There is no doubt that the property market today is a completely different landscape to what it was 10 years ago following the financial crash of 2008 and the Brexit vote in 2016. As we head into a new decade, we look back on the past 10 years and see how the sector has evolved, and how past performance may be informing the future.

Prior to the financial crash of 2008, the UK property market was buoyant and stable for investors leading to a boom in the buy-to-let market. House prices were increasing rapidly by around 95% in just eight years according to Nationwide. However, what goes up, must come down and the property market soon came crashing down to earth. 

 

The pound dropped to its lowest value in 40 years and UK house prices fell by about 16%. This led to an upsurge in international investors who spotted an opportunity to grow a large portfolio in the London property market, meaning there was a stock shortage which still afflicts the market heading into the new decade.

 

Following the financial crisis London quickly became an incredibly expensive market for both property prices and rental prices, with Zoopla estimating that prices grew by about 57%. Buyers and renters quickly started to spread out into commuter towns that allowed them access to the capital but with the added benefit of an affordable lifestyle.

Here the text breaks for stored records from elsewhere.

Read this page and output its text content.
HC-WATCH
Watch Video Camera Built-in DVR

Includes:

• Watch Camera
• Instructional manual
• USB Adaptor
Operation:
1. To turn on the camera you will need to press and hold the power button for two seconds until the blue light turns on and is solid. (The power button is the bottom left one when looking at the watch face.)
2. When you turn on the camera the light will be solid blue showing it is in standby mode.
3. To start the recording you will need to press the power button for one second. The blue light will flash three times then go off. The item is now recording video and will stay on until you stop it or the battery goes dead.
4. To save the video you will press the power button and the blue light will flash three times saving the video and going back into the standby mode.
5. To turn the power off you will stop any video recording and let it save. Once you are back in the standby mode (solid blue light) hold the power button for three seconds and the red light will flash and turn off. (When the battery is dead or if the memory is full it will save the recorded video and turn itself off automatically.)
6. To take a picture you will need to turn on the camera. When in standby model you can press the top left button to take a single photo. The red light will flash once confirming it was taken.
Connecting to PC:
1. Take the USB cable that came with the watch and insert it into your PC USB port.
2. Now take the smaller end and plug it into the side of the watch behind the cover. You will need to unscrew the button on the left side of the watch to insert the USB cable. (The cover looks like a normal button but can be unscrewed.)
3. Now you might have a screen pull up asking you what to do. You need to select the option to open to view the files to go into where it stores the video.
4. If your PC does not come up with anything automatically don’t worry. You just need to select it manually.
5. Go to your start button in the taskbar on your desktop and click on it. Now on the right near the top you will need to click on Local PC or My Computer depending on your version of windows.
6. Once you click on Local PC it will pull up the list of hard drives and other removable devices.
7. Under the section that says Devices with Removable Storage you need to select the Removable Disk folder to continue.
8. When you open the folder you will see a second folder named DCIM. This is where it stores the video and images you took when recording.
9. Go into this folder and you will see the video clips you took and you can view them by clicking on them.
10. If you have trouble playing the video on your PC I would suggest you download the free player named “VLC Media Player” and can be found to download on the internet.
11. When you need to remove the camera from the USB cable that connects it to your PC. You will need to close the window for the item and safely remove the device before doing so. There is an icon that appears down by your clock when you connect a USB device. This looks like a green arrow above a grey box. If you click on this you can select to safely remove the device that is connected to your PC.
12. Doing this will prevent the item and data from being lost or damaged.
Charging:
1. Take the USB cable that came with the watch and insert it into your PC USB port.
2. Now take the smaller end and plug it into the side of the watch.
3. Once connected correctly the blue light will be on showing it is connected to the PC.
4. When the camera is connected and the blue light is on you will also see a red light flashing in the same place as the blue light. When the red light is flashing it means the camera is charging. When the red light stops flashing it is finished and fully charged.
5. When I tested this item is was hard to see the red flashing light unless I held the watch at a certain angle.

At the same time, investors saw opportunity further afield in areas such as Birmingham and Manchester where the initial property cost was lower, but still delivered a high rental yield, leading to these regional cores expanding.

 

Also expanding this past decade has been ‘generation rent’. The private rented sector is set to overtake homeowners by 2039 and cover 1 in 4 homes by next year. Although interest rates are at a historic low, the mortgage regulations that were introduced in 2014 mean that buyers can no longer borrow the amount they used to and are effectively priced out of the housing market.

 

As I’m sure you’ve noticed (who can avoid it) Brexit well and truly dominated the final years of the decade, shrouding us in a cloak of insecurity. However, although we have recently experienced a generally slower rate of growth, overall the property market has overperformed following the referendum. The uncertainty does not seem to have put off international investors, with over a third still investing in the UK market according to the SevenCapital Brexit Survey. Being able to stay relatively stable through such a large-scale political event shows the strength of our property market, with several cities even recording a price-growth post Brexit-vote.

 

Following the most recent general election in December, the outlook for the UK property market looks stable, most likely due to the finality of the result which brings an end to the uncertainty that has clouded the past few years.

 

Looking ahead to 2020, the Royal Institute of chartered Surveyors expect a rise of 2% in house prices and 2.5% in rental prices. Prior to the referendum the average rise was 8%.  This decline, along with Brexit could be down to the undersupply of properties we are facing currently. The UK need to accelerate house building in order to meet the demand and only modern methods of construction will be able to enable this. 

 

As we enter the new decade, people may have to start thinking differently about real estate, whether it be building vertically up, or even underground, to ensure the rising population can all be accommodated for in an already competitive market. Huge advancements we have recently seen in property technology may mean come next decade the property market will have been completely revolutionised, and it will be exciting to see where it takes us.